Avec le recul, les championnats d'Europe organisés en 2014 à Zurich sont considérés comme l'évènement fondateur du succès actuel de l'athlétisme suisse. La seule médaille individuelle avait été remportée par le coureur de haies (ou «hurdler») Kariem Hussein. Entretien dix ans jour pour jour après son sacre.
Il y a dix ans, jour pour jour, vous deveniez champion d'Europe à Zurich. Quels souvenirs gardez-vous du plus grand succès de votre carrière?
Kariem Hussein: Je me souviens très bien du soir de la finale. Aujourd'hui encore, j'en ai des souvenirs détaillés, comme si c'était hier. Mais je me rappelle aussi de la préparation, au cours de laquelle tout semblait bien se dérouler, alors que ça n'allait pas du tout! Trois jours avant les qualifications, j'ai ressenti un pincement aux adducteurs. Jusqu'à la toute fin, je ne savais pas si j'allais pouvoir courir.
Vous avez pu finalement vous aligner, et vous avez fait mieux que participer!
J'ai gagné parce que j'étais au top de ma forme.
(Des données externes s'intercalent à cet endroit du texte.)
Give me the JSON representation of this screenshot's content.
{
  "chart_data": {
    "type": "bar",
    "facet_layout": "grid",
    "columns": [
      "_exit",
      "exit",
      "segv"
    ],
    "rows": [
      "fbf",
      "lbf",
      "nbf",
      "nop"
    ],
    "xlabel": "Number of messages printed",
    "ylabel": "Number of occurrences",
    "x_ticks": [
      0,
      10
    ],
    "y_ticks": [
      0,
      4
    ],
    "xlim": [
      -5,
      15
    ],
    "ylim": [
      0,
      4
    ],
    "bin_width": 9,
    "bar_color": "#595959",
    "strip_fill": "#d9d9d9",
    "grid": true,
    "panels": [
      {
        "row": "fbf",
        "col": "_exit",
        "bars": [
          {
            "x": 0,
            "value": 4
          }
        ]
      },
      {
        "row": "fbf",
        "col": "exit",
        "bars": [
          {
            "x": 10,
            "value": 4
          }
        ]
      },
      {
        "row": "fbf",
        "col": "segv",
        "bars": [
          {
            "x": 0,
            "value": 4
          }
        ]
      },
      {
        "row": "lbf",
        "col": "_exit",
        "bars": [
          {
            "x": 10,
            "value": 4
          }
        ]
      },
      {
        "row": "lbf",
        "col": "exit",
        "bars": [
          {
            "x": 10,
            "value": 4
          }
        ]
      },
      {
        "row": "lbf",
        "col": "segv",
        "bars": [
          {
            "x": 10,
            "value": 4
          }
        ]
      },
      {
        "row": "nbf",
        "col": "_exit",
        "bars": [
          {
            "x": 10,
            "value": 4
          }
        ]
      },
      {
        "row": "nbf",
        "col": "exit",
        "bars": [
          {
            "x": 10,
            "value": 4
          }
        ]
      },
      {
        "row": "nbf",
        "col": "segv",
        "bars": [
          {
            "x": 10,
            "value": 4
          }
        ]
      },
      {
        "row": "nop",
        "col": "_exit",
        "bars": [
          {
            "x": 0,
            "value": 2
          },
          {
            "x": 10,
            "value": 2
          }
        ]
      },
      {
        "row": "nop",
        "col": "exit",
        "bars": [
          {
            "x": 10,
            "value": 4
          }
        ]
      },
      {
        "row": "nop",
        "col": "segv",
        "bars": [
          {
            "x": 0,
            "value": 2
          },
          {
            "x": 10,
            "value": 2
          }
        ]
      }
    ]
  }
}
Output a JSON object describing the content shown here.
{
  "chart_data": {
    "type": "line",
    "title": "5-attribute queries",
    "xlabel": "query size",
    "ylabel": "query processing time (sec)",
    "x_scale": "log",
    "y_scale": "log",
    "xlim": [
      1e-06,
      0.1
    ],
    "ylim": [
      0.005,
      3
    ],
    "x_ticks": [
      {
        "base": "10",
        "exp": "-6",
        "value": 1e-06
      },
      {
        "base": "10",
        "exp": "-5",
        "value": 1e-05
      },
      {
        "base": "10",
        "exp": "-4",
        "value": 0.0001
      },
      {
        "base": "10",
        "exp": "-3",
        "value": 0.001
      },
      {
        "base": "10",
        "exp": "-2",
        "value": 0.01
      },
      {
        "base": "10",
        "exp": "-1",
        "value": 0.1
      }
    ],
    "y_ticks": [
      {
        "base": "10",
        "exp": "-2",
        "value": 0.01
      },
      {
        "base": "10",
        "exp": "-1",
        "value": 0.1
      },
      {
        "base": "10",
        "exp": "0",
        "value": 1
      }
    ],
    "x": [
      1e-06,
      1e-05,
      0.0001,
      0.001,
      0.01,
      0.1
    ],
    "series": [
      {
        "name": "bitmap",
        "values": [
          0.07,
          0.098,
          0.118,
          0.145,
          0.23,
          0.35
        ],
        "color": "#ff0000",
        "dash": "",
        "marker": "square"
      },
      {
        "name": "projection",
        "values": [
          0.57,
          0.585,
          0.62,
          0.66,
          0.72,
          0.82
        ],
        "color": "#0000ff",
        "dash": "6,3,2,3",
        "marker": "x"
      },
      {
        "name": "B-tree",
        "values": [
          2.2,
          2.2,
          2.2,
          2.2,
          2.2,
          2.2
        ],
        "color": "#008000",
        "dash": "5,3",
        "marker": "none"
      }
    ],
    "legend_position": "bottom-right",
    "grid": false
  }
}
J'avais visualisé longtemps à l'avance tout le processus dans les moindres détails, même des choses comme le bain de glace après la course, le shake de récupération - les petits détails. C'est normal aujourd'hui d'être attentif à cela, mais ça ne l'était pas encore à l'époque. L'événement était énorme pour la Suisse, il y avait une atmosphère de renouveau.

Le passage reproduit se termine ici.